Earlier this year, corporate food giants Kraft and Nestlé Australia opened up their recipe and ingredient data to developers and consumers. While these are just first steps, we hope it’s an increasing trend that will give rise to new applications that improve transparency and the customer experience.
The Kraft Application Programming Interface (API) provides access to recipes using Kraft ingredients that developers can integrate into their own applications.
Recipes are categorized by meal and given classifications like “kid-friendly, budget, health conscious,” and other such labels while the recipe data is “broken down by ingredient, number of servings, preparation time and other specifics,” according to the description up on Programmable Web.

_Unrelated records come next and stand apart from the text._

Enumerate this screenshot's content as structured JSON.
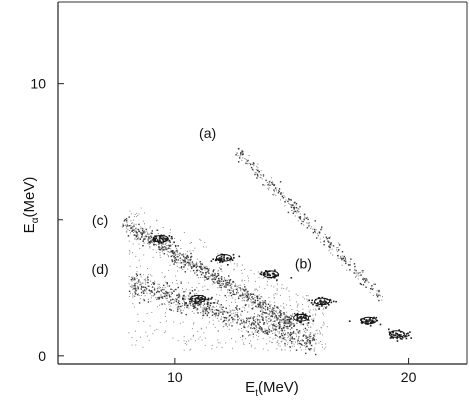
{
  "chart_data": {
    "type": "scatter",
    "title": "",
    "xlabel": "E_t(MeV)",
    "ylabel": "E_α (MeV)",
    "xlim": [
      5.0,
      22.5
    ],
    "ylim": [
      -0.3,
      13.0
    ],
    "x_ticks": [
      {
        "value": 10,
        "label": "10"
      },
      {
        "value": 20,
        "label": "20"
      }
    ],
    "y_ticks": [
      {
        "value": 0,
        "label": "0"
      },
      {
        "value": 10,
        "label": "10"
      }
    ],
    "y_minor_ticks": [
      5
    ],
    "grid": false,
    "legend": "none",
    "axis_label_parts": {
      "x": {
        "base": "E",
        "sub": "t",
        "unit": "(MeV)"
      },
      "y": {
        "base": "E",
        "sub": "α",
        "unit": "(MeV)"
      }
    },
    "series": [
      {
        "annotation": "(a)",
        "label_at": [
          11.4,
          8.0
        ],
        "line": [
          [
            12.6,
            7.6
          ],
          [
            18.8,
            2.2
          ]
        ],
        "spread": 0.12,
        "points": 320,
        "clusters": []
      },
      {
        "annotation": "(c)",
        "label_at": [
          6.8,
          4.8
        ],
        "line": [
          [
            7.8,
            4.9
          ],
          [
            15.0,
            1.2
          ]
        ],
        "spread": 0.15,
        "points": 850,
        "clusters": [
          [
            9.4,
            4.3
          ],
          [
            12.1,
            3.6
          ],
          [
            14.1,
            3.0
          ],
          [
            16.3,
            2.0
          ],
          [
            18.3,
            1.3
          ],
          [
            19.5,
            0.8
          ]
        ]
      },
      {
        "annotation": "(d)",
        "label_at": [
          6.8,
          3.0
        ],
        "line": [
          [
            8.0,
            2.7
          ],
          [
            16.0,
            0.5
          ]
        ],
        "spread": 0.22,
        "points": 750,
        "clusters": [
          [
            11.0,
            2.1
          ],
          [
            15.4,
            1.4
          ]
        ]
      },
      {
        "annotation": "(b)",
        "label_at": [
          15.5,
          3.2
        ],
        "line": [],
        "spread": 0,
        "points": 0,
        "clusters": []
      }
    ],
    "background_noise_points": 900
  }
}
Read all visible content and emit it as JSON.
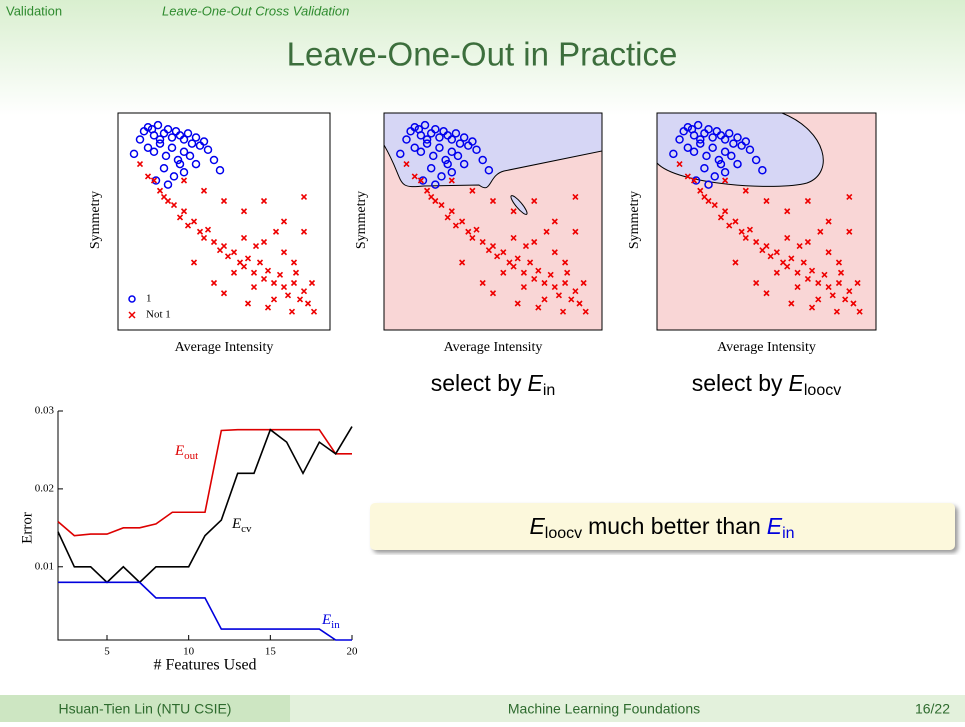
{
  "header": {
    "section": "Validation",
    "subsection": "Leave-One-Out Cross Validation"
  },
  "title": "Leave-One-Out in Practice",
  "scatter": {
    "type": "scatter",
    "xlabel": "Average Intensity",
    "ylabel": "Symmetry",
    "xlim": [
      0,
      1
    ],
    "ylim": [
      0,
      1
    ],
    "series": [
      {
        "name": "1",
        "color": "#0000ee",
        "x": [
          0.05,
          0.08,
          0.1,
          0.12,
          0.14,
          0.15,
          0.17,
          0.18,
          0.2,
          0.22,
          0.24,
          0.26,
          0.28,
          0.3,
          0.32,
          0.34,
          0.36,
          0.38,
          0.4,
          0.42,
          0.12,
          0.15,
          0.18,
          0.21,
          0.24,
          0.27,
          0.3,
          0.33,
          0.36,
          0.2,
          0.25,
          0.3,
          0.16,
          0.22,
          0.28,
          0.45,
          0.48
        ],
        "y": [
          0.83,
          0.9,
          0.94,
          0.96,
          0.95,
          0.92,
          0.97,
          0.9,
          0.93,
          0.95,
          0.91,
          0.94,
          0.92,
          0.9,
          0.93,
          0.88,
          0.91,
          0.87,
          0.89,
          0.85,
          0.86,
          0.84,
          0.88,
          0.82,
          0.86,
          0.8,
          0.84,
          0.82,
          0.78,
          0.76,
          0.72,
          0.74,
          0.7,
          0.68,
          0.78,
          0.8,
          0.75
        ]
      },
      {
        "name": "Not 1",
        "color": "#ee0000",
        "x": [
          0.08,
          0.12,
          0.15,
          0.18,
          0.2,
          0.22,
          0.25,
          0.28,
          0.3,
          0.32,
          0.35,
          0.38,
          0.4,
          0.42,
          0.45,
          0.48,
          0.5,
          0.52,
          0.55,
          0.58,
          0.6,
          0.62,
          0.65,
          0.68,
          0.7,
          0.72,
          0.75,
          0.78,
          0.8,
          0.82,
          0.85,
          0.88,
          0.9,
          0.92,
          0.95,
          0.3,
          0.4,
          0.5,
          0.6,
          0.7,
          0.8,
          0.9,
          0.55,
          0.65,
          0.75,
          0.85,
          0.45,
          0.35,
          0.6,
          0.7,
          0.8,
          0.9,
          0.5,
          0.62,
          0.72,
          0.84,
          0.66,
          0.76,
          0.86,
          0.94
        ],
        "y": [
          0.78,
          0.72,
          0.7,
          0.65,
          0.62,
          0.6,
          0.58,
          0.52,
          0.55,
          0.48,
          0.5,
          0.45,
          0.42,
          0.46,
          0.4,
          0.36,
          0.38,
          0.33,
          0.35,
          0.3,
          0.28,
          0.32,
          0.25,
          0.3,
          0.22,
          0.26,
          0.2,
          0.24,
          0.18,
          0.14,
          0.2,
          0.12,
          0.16,
          0.1,
          0.06,
          0.7,
          0.65,
          0.6,
          0.55,
          0.6,
          0.5,
          0.45,
          0.25,
          0.18,
          0.12,
          0.3,
          0.2,
          0.3,
          0.42,
          0.4,
          0.35,
          0.62,
          0.15,
          0.1,
          0.08,
          0.06,
          0.38,
          0.45,
          0.25,
          0.2
        ]
      }
    ]
  },
  "captions": [
    {
      "text": "select by",
      "E": "E",
      "sub": "in"
    },
    {
      "text": "select by",
      "E": "E",
      "sub": "loocv"
    }
  ],
  "chart_data": {
    "type": "line",
    "xlabel": "# Features Used",
    "ylabel": "Error",
    "x": [
      2,
      3,
      4,
      5,
      6,
      7,
      8,
      9,
      10,
      11,
      12,
      13,
      14,
      15,
      16,
      17,
      18,
      19,
      20
    ],
    "xlim": [
      2,
      20
    ],
    "xticks": [
      5,
      10,
      15,
      20
    ],
    "ylim": [
      0.0006,
      0.03
    ],
    "yticks": [
      0.01,
      0.02,
      0.03
    ],
    "series": [
      {
        "name": "E",
        "subscript": "out",
        "color": "#dd0000",
        "values": [
          0.0158,
          0.014,
          0.0142,
          0.0142,
          0.015,
          0.015,
          0.0155,
          0.017,
          0.017,
          0.017,
          0.0275,
          0.0276,
          0.0276,
          0.0276,
          0.0276,
          0.0276,
          0.0276,
          0.0245,
          0.0245
        ]
      },
      {
        "name": "E",
        "subscript": "cv",
        "color": "#000000",
        "values": [
          0.0145,
          0.01,
          0.01,
          0.008,
          0.01,
          0.008,
          0.01,
          0.01,
          0.01,
          0.014,
          0.016,
          0.022,
          0.022,
          0.0276,
          0.026,
          0.022,
          0.026,
          0.0245,
          0.028
        ]
      },
      {
        "name": "E",
        "subscript": "in",
        "color": "#0000dd",
        "values": [
          0.008,
          0.008,
          0.008,
          0.008,
          0.008,
          0.008,
          0.006,
          0.006,
          0.006,
          0.006,
          0.002,
          0.002,
          0.002,
          0.002,
          0.002,
          0.002,
          0.002,
          0.0006,
          0.0006
        ]
      }
    ]
  },
  "callout": {
    "E1": "E",
    "sub1": "loocv",
    "text": "much better than",
    "E2": "E",
    "sub2": "in"
  },
  "footer": {
    "author": "Hsuan-Tien Lin (NTU CSIE)",
    "course": "Machine Learning Foundations",
    "page": "16/22"
  }
}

Nestlé Australia is making the food labeling data of 1200 of its products available to consumers via the GoScan app. The GoScan app, developed in conjunction with the industry standards group GS1, makes detailed food labeling data available to users that scan food bar codes. It can be used as an alternative to the physical label that customers (sometimes) consider and provide more in-depth product information. Going forward, data like the kind Nestle Australia provides will be held by GS1 and made available to the public only via the app. The app is designed to include other major food brands and be their platform for making it available to the public. Unfortunately, the Nestle Australia data, in this case, does not appear to be open to developers independently of the GS1 system.
While the upside is the potential for new applications, the downside of using corporate APIs is that users are essentially at the whim of the company that makes them available. They can cherry pick what data is available, for how long it’s available and other problems that might frustrate third parties. For an example that many are probably familiar with, think of Twitter’s API, which, when they made changes to how it could be used by developers, sent many into a fit.
Over time, we hope to see more and more food brands open up their data not just to independent bodies, but to the whole of developers worldwide so they can be used to improve the food system and customer experience. Many other food data APIs are available, but the above are a couple noteworthy attempts on behalf of larger food brands.
APIs are often treasure troves of data that are automatically transmitted between computers and in some senses, tie the web together. We’d like to see them become part of a networked food system that is better for our health, environment and everyone’s bottom line.